INSIGHTS (on leadership/self-leadership)
I recently discovered that a journalist, Bridget Thoreson, thinks about career progression exactly the same way that I’ve talked about it over the years. A career isn’t a ladder to climb, but a river to ride, one that takes twists and turns, flowing over and around obstacles in its path, and through deltas, fertile areas ripe for career exploration, until it empties into its ultimate destination, the ocean–a vast, interconnected world of possibility (that’s fed by many other rivers). Thinking about the career journey as meandering versus linear is freeing. And it’s 100% OK to do so. Nowhere on your college diploma does it say, “Only valid in pursuit of the C-Suite.” And when you see your career destination no longer as “a lonely perch but a thriving, wide-open ecosystem fed by the work of others to explore,” as Thoreson says, it changes how you think about your career. I’m not saying that a ladder for some still isn’t a useful career progression model. But now that you have an alternative way to think about your career, which way will you flow?
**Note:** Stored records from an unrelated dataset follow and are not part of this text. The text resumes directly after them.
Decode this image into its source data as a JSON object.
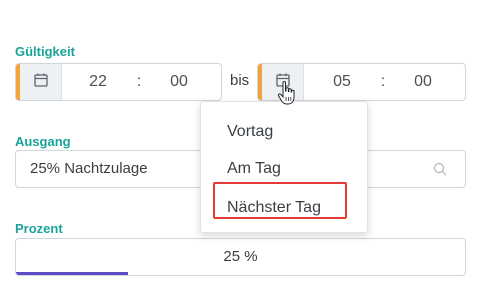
{
  "gueltigkeit": {
    "label": "Gültigkeit",
    "from": {
      "hour": "22",
      "separator": ":",
      "minute": "00"
    },
    "connector": "bis",
    "to": {
      "hour": "05",
      "separator": ":",
      "minute": "00"
    }
  },
  "ausgang": {
    "label": "Ausgang",
    "value": "25% Nachtzulage"
  },
  "prozent": {
    "label": "Prozent",
    "value": "25 %",
    "progress_percent": 25
  },
  "day_dropdown": {
    "options": [
      "Vortag",
      "Am Tag",
      "Nächster Tag"
    ],
    "highlighted": "Nächster Tag"
  },
  "colors": {
    "label_accent": "#1aa39a",
    "field_accent": "#f2a33a",
    "progress": "#5a4bc4",
    "highlight_border": "#e53935"
  },
  "icons": [
    "calendar-icon",
    "search-icon",
    "hand-cursor-icon"
  ]
}
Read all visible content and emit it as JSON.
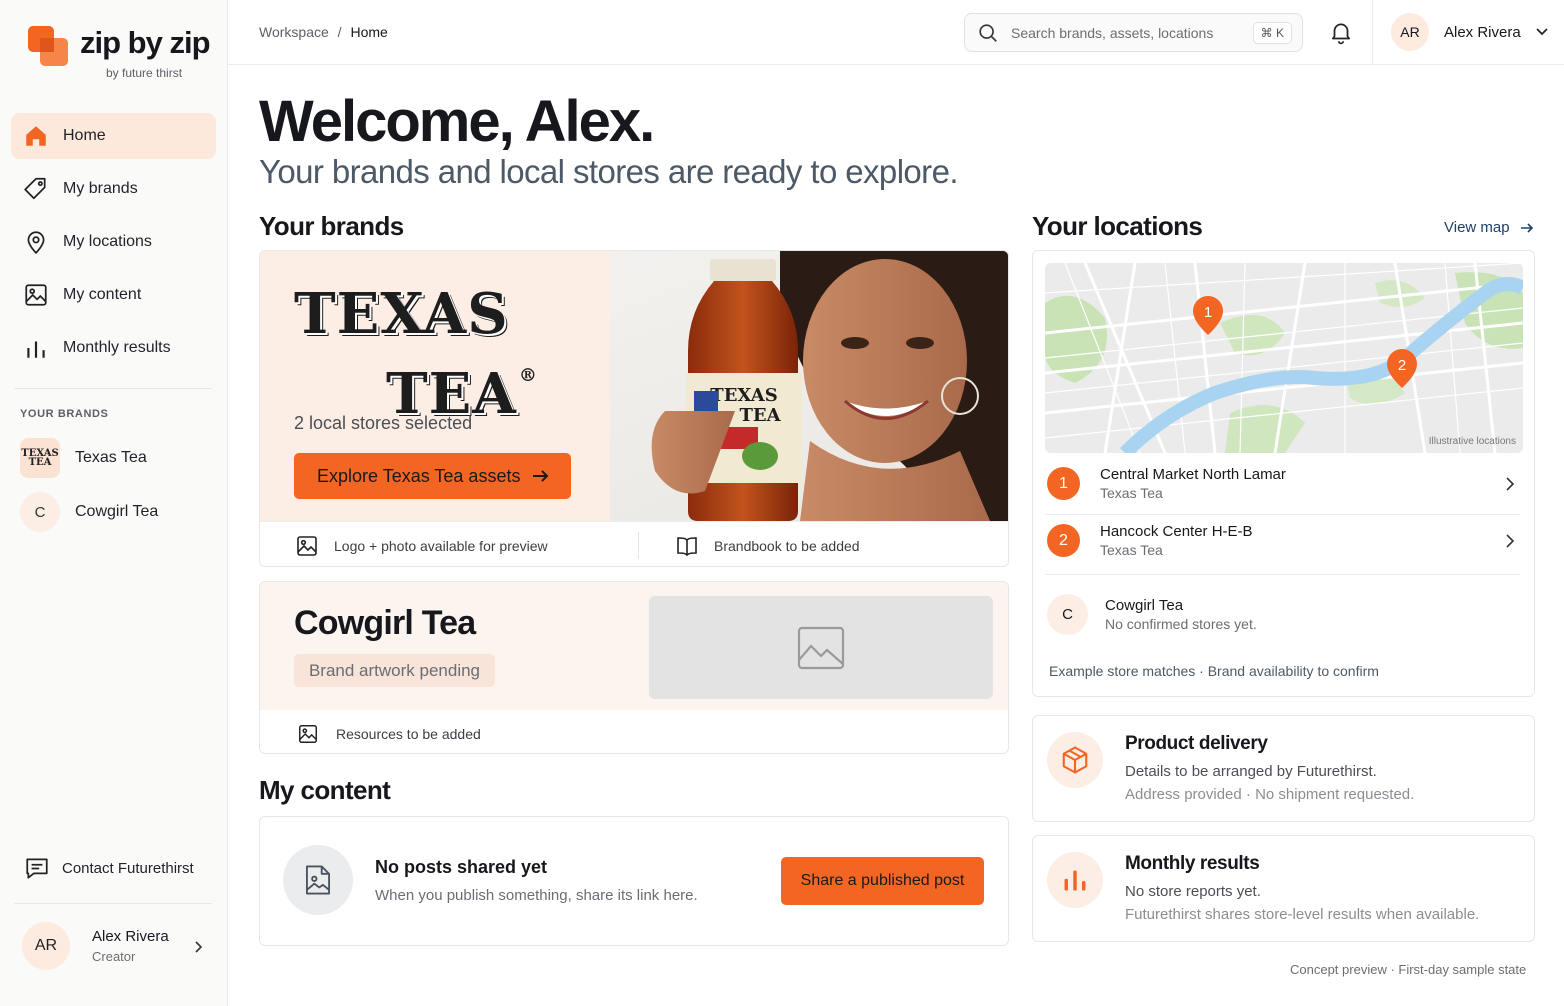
{
  "brand": {
    "name": "zip by zip",
    "tagline": "by future thirst"
  },
  "nav": {
    "items": [
      {
        "label": "Home",
        "icon": "home-icon"
      },
      {
        "label": "My brands",
        "icon": "tag-icon"
      },
      {
        "label": "My locations",
        "icon": "location-pin-icon"
      },
      {
        "label": "My content",
        "icon": "image-icon"
      },
      {
        "label": "Monthly results",
        "icon": "bar-chart-icon"
      }
    ]
  },
  "sidebar": {
    "brands_label": "YOUR BRANDS",
    "brands": [
      {
        "name": "Texas Tea",
        "thumb": "TEXAS TEA"
      },
      {
        "name": "Cowgirl Tea",
        "thumb": "C"
      }
    ],
    "contact": "Contact Futurethirst",
    "profile": {
      "initials": "AR",
      "name": "Alex Rivera",
      "role": "Creator"
    }
  },
  "topbar": {
    "breadcrumb": {
      "parent": "Workspace",
      "separator": "/",
      "current": "Home"
    },
    "search_placeholder": "Search brands, assets, locations",
    "shortcut": "⌘ K",
    "user": {
      "initials": "AR",
      "name": "Alex Rivera"
    }
  },
  "welcome": {
    "title": "Welcome, Alex.",
    "subtitle": "Your brands and local stores are ready to explore."
  },
  "your_brands": {
    "heading": "Your brands",
    "texas_tea": {
      "logo_line1": "TEXAS",
      "logo_line2": "TEA",
      "registered": "®",
      "stores": "2 local stores selected",
      "cta": "Explore Texas Tea assets",
      "bottle_label_1": "TEXAS",
      "bottle_label_2": "TEA",
      "footer_1": "Logo + photo available for preview",
      "footer_2": "Brandbook to be added"
    },
    "cowgirl_tea": {
      "name": "Cowgirl Tea",
      "status": "Brand artwork pending",
      "footer": "Resources to be added"
    }
  },
  "my_content": {
    "heading": "My content",
    "empty_title": "No posts shared yet",
    "empty_desc": "When you publish something, share its link here.",
    "button": "Share a published post"
  },
  "your_locations": {
    "heading": "Your locations",
    "view_map": "View map",
    "map_note": "Illustrative locations",
    "pins": [
      "1",
      "2"
    ],
    "stores": [
      {
        "num": "1",
        "name": "Central Market North Lamar",
        "brand": "Texas Tea"
      },
      {
        "num": "2",
        "name": "Hancock Center H-E-B",
        "brand": "Texas Tea"
      }
    ],
    "cowgirl": {
      "initial": "C",
      "name": "Cowgirl Tea",
      "status": "No confirmed stores yet."
    },
    "footer": "Example store matches · Brand availability to confirm"
  },
  "product_delivery": {
    "title": "Product delivery",
    "line1": "Details to be arranged by Futurethirst.",
    "line2": "Address provided · No shipment requested."
  },
  "monthly_results": {
    "title": "Monthly results",
    "line1": "No store reports yet.",
    "line2": "Futurethirst shares store-level results when available."
  },
  "footnote": "Concept preview · First-day sample state",
  "colors": {
    "accent": "#f26522",
    "accent_soft": "#fde8dc",
    "text": "#16181d",
    "muted": "#6a6e74"
  }
}
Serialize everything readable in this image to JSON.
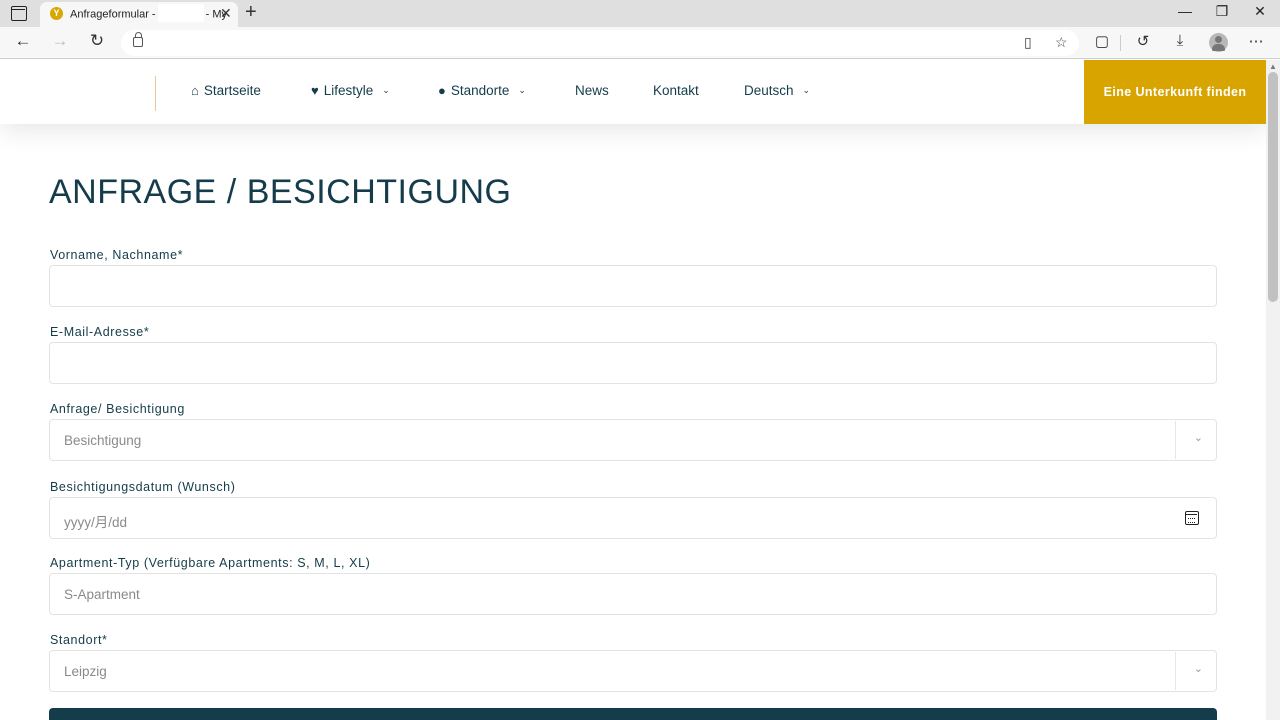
{
  "browser": {
    "tab_title_prefix": "Anfrageformular -",
    "tab_title_suffix": "- My",
    "favicon_letter": "Y",
    "close_glyph": "✕",
    "new_tab_glyph": "+",
    "window_controls": {
      "minimize": "—",
      "maximize": "❐",
      "close": "✕"
    },
    "nav": {
      "back": "←",
      "forward": "→",
      "reload": "↻"
    },
    "toolbar_icons": {
      "reader": "▯",
      "favorites": "☆",
      "collections": "▢",
      "history": "↺",
      "downloads": "⤓",
      "more": "⋯"
    }
  },
  "header": {
    "menu": [
      {
        "label": "Startseite",
        "icon": "home-icon",
        "glyph": "⌂",
        "has_dropdown": false
      },
      {
        "label": "Lifestyle",
        "icon": "heart-icon",
        "glyph": "♥",
        "has_dropdown": true
      },
      {
        "label": "Standorte",
        "icon": "globe-icon",
        "glyph": "●",
        "has_dropdown": true
      },
      {
        "label": "News",
        "has_dropdown": false
      },
      {
        "label": "Kontakt",
        "has_dropdown": false
      },
      {
        "label": "Deutsch",
        "has_dropdown": true
      }
    ],
    "chevron_glyph": "⌄",
    "cta_label": "Eine Unterkunft finden",
    "accent_color": "#d8a400",
    "text_color": "#143c4a"
  },
  "form": {
    "title": "ANFRAGE / BESICHTIGUNG",
    "fields": [
      {
        "label": "Vorname, Nachname*",
        "value": "",
        "type": "text"
      },
      {
        "label": "E-Mail-Adresse*",
        "value": "",
        "type": "email"
      },
      {
        "label": "Anfrage/ Besichtigung",
        "value": "Besichtigung",
        "type": "select"
      },
      {
        "label": "Besichtigungsdatum (Wunsch)",
        "value": "yyyy/月/dd",
        "type": "date"
      },
      {
        "label": "Apartment-Typ (Verfügbare Apartments: S, M, L, XL)",
        "value": "S-Apartment",
        "type": "text"
      },
      {
        "label": "Standort*",
        "value": "Leipzig",
        "type": "select"
      }
    ],
    "select_chevron": "⌄"
  }
}
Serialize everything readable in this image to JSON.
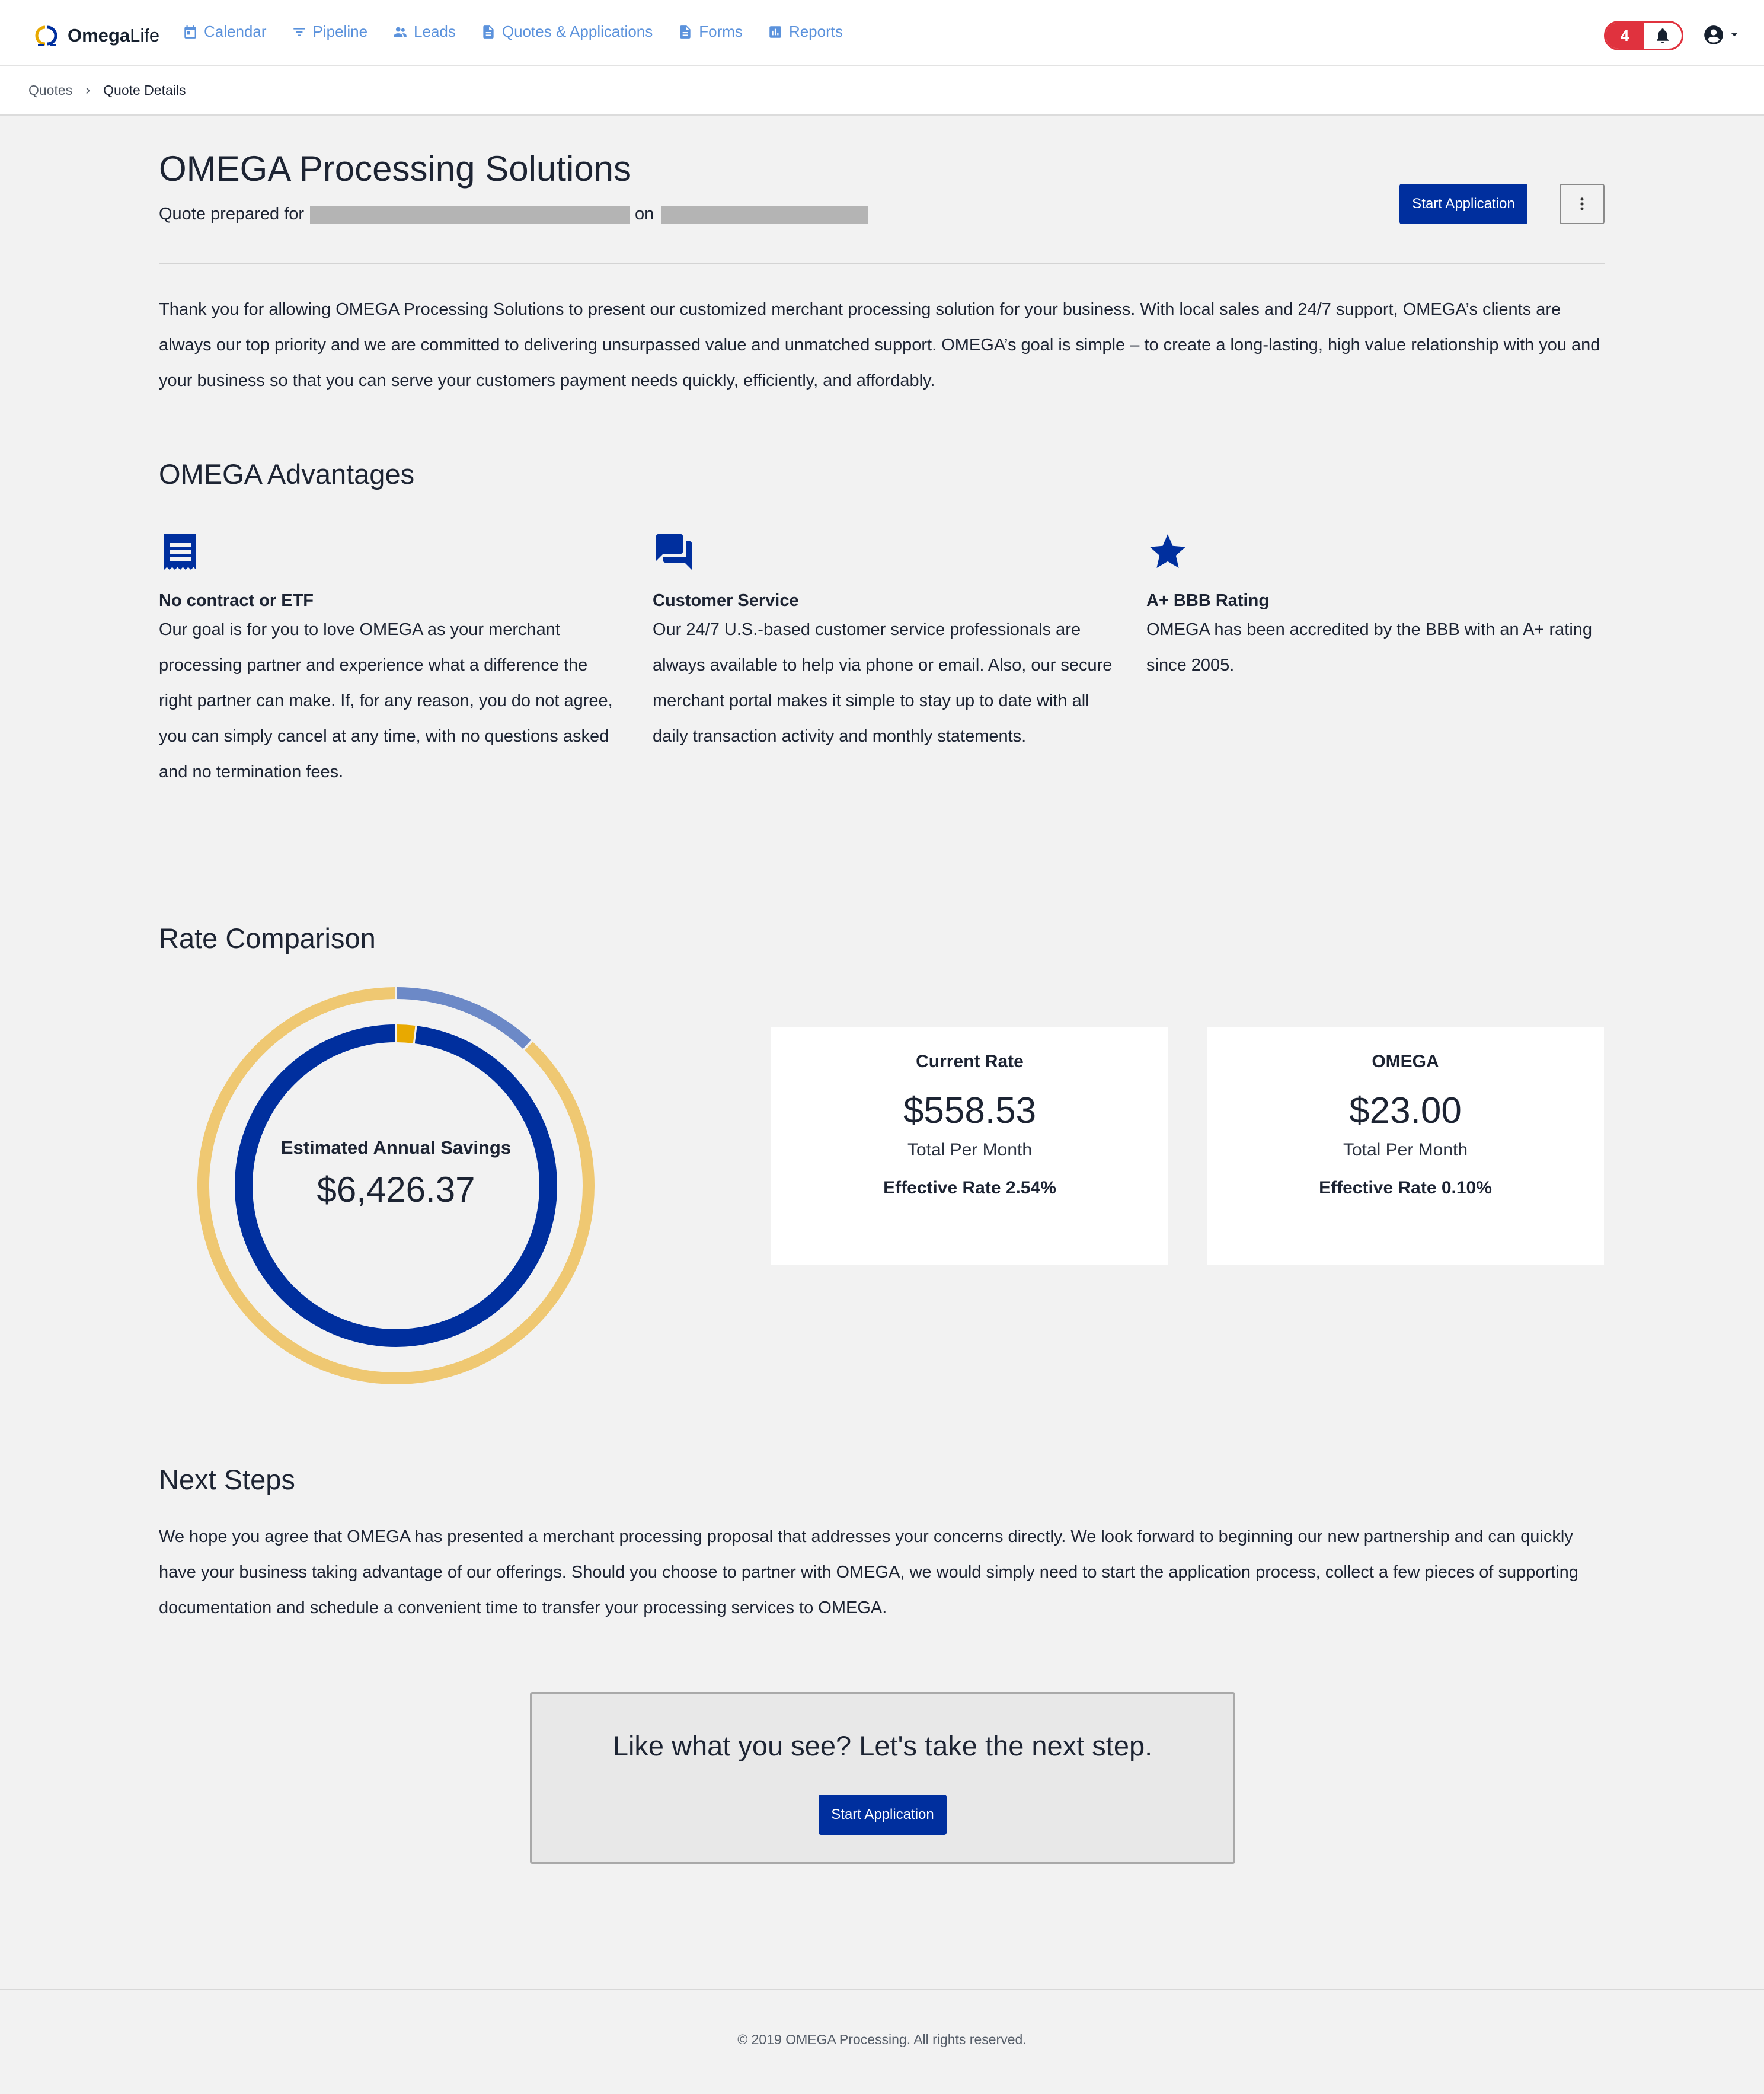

IMPERFECTIONS (a mistake I’ve made)
What happens when you love what you do, but it becomes too much of what you do? It’s something I find myself working through. Our speaking and training business is really cooking, and I love virtually every minute of the work, so much so that I’m struggling to maintain balance in my life. I trick myself into thinking I don’t mind because I love the work so much, but it’s a trap. Bruce Springsteen recently said this of not letting his absolute love of creating music take over his life: “It’s a great way to make a living, but it’s no way to live.” It’s a great reminder for me to periodically ask myself, amidst the flurry of work that I love to get lost in, not just “What do I want to do?”, but “How do I want to live?” When I ask this of myself, it’s an instant reality check, and helps me keep in check the time I spend working, versus living. Learn from my journey.
IMPLEMENTATION (one research-backed strategy, tip, or tool)
4 proven steps to help you better receive feedback:
Step 1: Resist defensiveness and suspend judgment – just objectively take in the information.
Step 2: Listen to understand, ask questions to clarify.
Step 3: Reflect on what you heard and make adjustments as appropriate.
Step 4: Remember that receiving feedback makes you stronger, not weaker – depending on what you do with it.